Sept. 11 BUSPH Forum to Discuss Public Health Issues at Guantanamo Bay Prison

Sondra Crosby
Sondra Crosby

The BU School of Public Health (BUSPH) will hold the semester’s first public health forum on Wednesday, Sept. 11, and will examine timely and critical public health issues among prisoners at the Guantanamo Bay Detention Camp.

Sondra Crosby, MD is the featured speaker. She is an associate professor of medicine at BU School of Medicine and Medical School and BUSPH.

An internist and former co-director of the Boston Center for Refugee Health and Human Rights at Boston Medical Center, her clinical practice focuses on care of asylum seekers and refugees. Crosby has written over 200 affidavits documenting medical and psychological sequelae of torture. She has published scholarly papers in multiple peer-reviewed journals in the field of caring for survivors of torture and was awarded the 2008 Leonard Tow Humanism in Medicine Award by the Arnold P. Gold Foundation.

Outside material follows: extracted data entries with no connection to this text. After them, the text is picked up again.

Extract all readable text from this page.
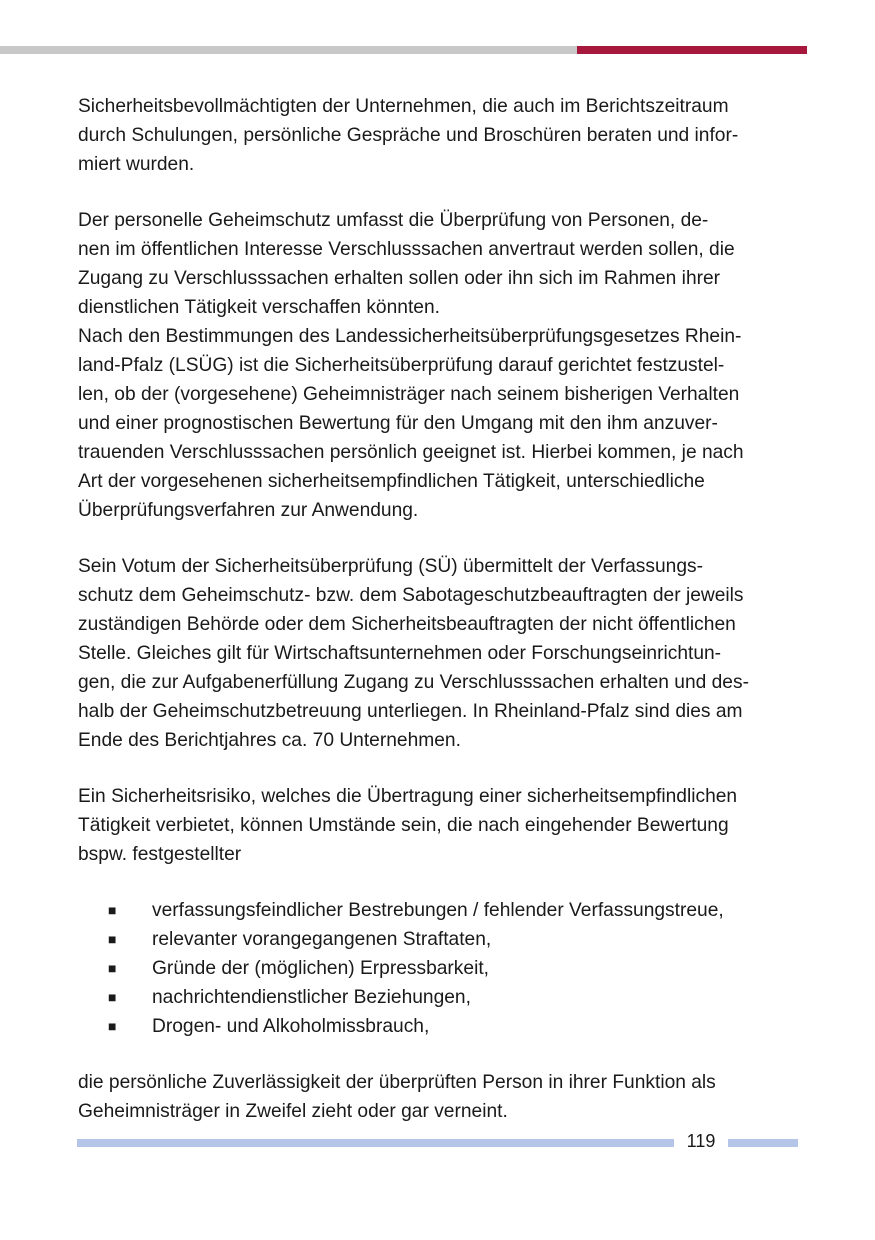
Sicherheitsbevollmächtigten der Unternehmen, die auch im Berichtszeitraum
durch Schulungen, persönliche Gespräche und Broschüren beraten und infor-
miert wurden.

Der personelle Geheimschutz umfasst die Überprüfung von Personen, de-
nen im öffentlichen Interesse Verschlusssachen anvertraut werden sollen, die
Zugang zu Verschlusssachen erhalten sollen oder ihn sich im Rahmen ihrer
dienstlichen Tätigkeit verschaffen könnten.

Nach den Bestimmungen des Landessicherheitsüberprüfungsgesetzes Rhein-
land-Pfalz (LSÜG) ist die Sicherheitsüberprüfung darauf gerichtet festzustel-
len, ob der (vorgesehene) Geheimnisträger nach seinem bisherigen Verhalten
und einer prognostischen Bewertung für den Umgang mit den ihm anzuver-
trauenden Verschlusssachen persönlich geeignet ist. Hierbei kommen, je nach
Art der vorgesehenen sicherheitsempfindlichen Tätigkeit, unterschiedliche
Überprüfungsverfahren zur Anwendung.

Sein Votum der Sicherheitsüberprüfung (SÜ) übermittelt der Verfassungs-
schutz dem Geheimschutz- bzw. dem Sabotageschutzbeauftragten der jeweils
zuständigen Behörde oder dem Sicherheitsbeauftragten der nicht öffentlichen
Stelle. Gleiches gilt für Wirtschaftsunternehmen oder Forschungseinrichtun-
gen, die zur Aufgabenerfüllung Zugang zu Verschlusssachen erhalten und des-
halb der Geheimschutzbetreuung unterliegen. In Rheinland-Pfalz sind dies am
Ende des Berichtjahres ca. 70 Unternehmen.

Ein Sicherheitsrisiko, welches die Übertragung einer sicherheitsempfindlichen
Tätigkeit verbietet, können Umstände sein, die nach eingehender Bewertung
bspw. festgestellter

■ verfassungsfeindlicher Bestrebungen / fehlender Verfassungstreue,
■ relevanter vorangegangenen Straftaten,
■ Gründe der (möglichen) Erpressbarkeit,
■ nachrichtendienstlicher Beziehungen,
■ Drogen- und Alkoholmissbrauch,

die persönliche Zuverlässigkeit der überprüften Person in ihrer Funktion als
Geheimnisträger in Zweifel zieht oder gar verneint.

119
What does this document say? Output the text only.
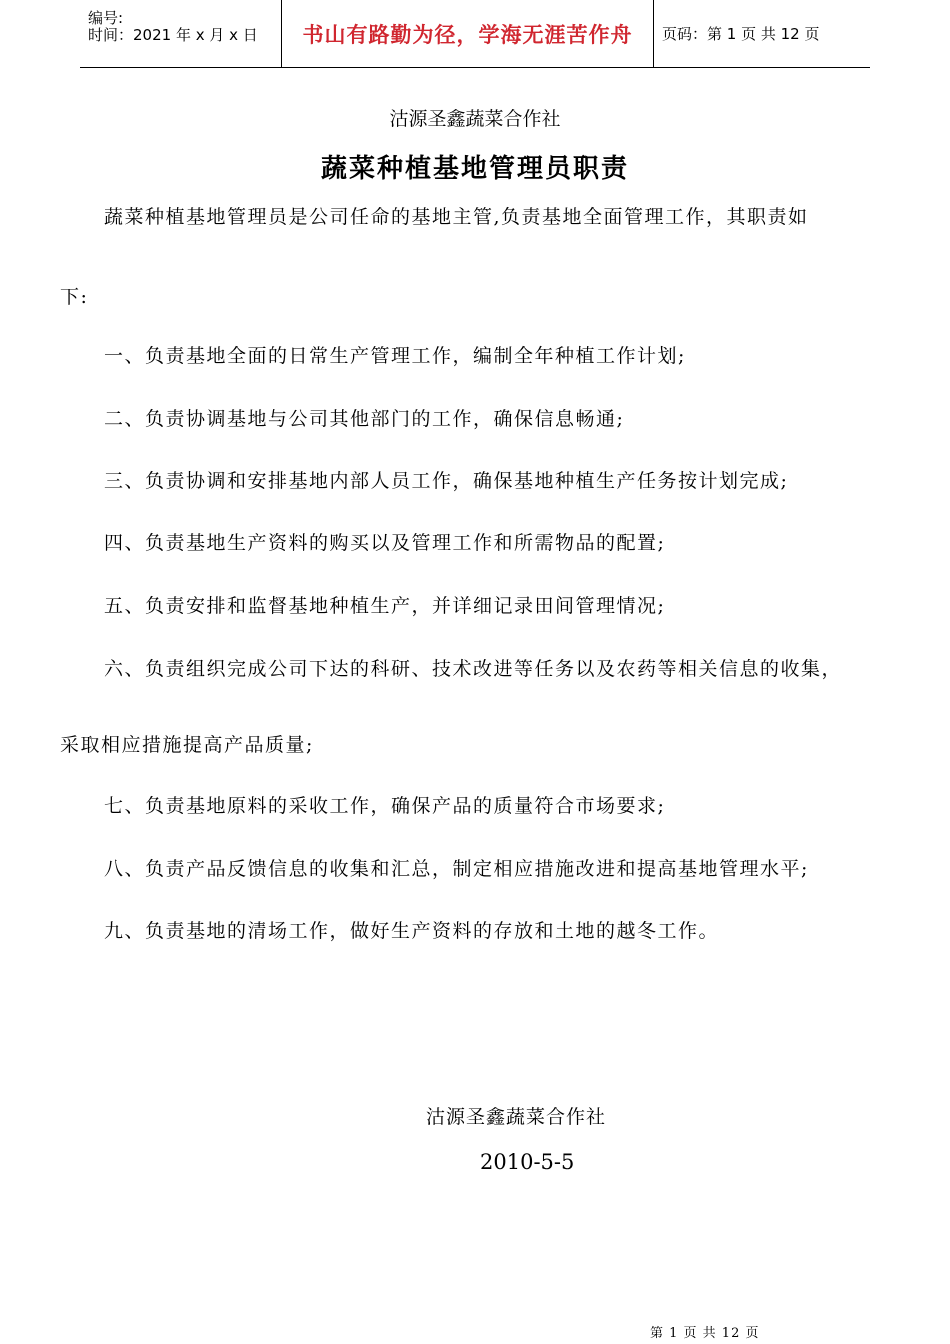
编号:
时间：2021 年 x 月 x 日	书山有路勤为径，学海无涯苦作舟	页码：第 1 页 共 12 页
沽源圣鑫蔬菜合作社
蔬菜种植基地管理员职责
蔬菜种植基地管理员是公司任命的基地主管,负责基地全面管理工作，其职责如
下:
一、负责基地全面的日常生产管理工作，编制全年种植工作计划;
二、负责协调基地与公司其他部门的工作，确保信息畅通;
三、负责协调和安排基地内部人员工作，确保基地种植生产任务按计划完成;
四、负责基地生产资料的购买以及管理工作和所需物品的配置;
五、负责安排和监督基地种植生产，并详细记录田间管理情况;
六、负责组织完成公司下达的科研、技术改进等任务以及农药等相关信息的收集，
采取相应措施提高产品质量;
七、负责基地原料的采收工作，确保产品的质量符合市场要求;
八、负责产品反馈信息的收集和汇总，制定相应措施改进和提高基地管理水平;
九、负责基地的清场工作，做好生产资料的存放和土地的越冬工作。
沽源圣鑫蔬菜合作社
2010-5-5
第 1 页 共 12 页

Crosby served as a medical consultant to the Bahrain Independent Commission of Inquiry (BICI) to review evidence of torture. In addition to her work for the Commission, she was to return to Bahrain to examine dozens of hunger strikers protesting government actions.

During the past year, Dr. Crosby taught medical forensics and implemented the Istanbul Protocol for physicians in Kyrgyzstan, Kazakhstan and Tajikistan. She has also traveled to Reyhanli, Turkey conducting training on effective medical documentation of alleged torture and mentoring Syrian physicians. In Istanbul, Crosby trained Middle East and North Africa (MENA) region physicians on medical documentation of torture.

This forum will be held Sept. 11, noon-1 p.m. in Room L112. It is presented by the BUSPH Department of Health Law, Bioethics & Human Rights and Global Lawyers & Physicians, a BUSPH-affiliated non-profit, non-governmental group that focuses on health and human rights issues.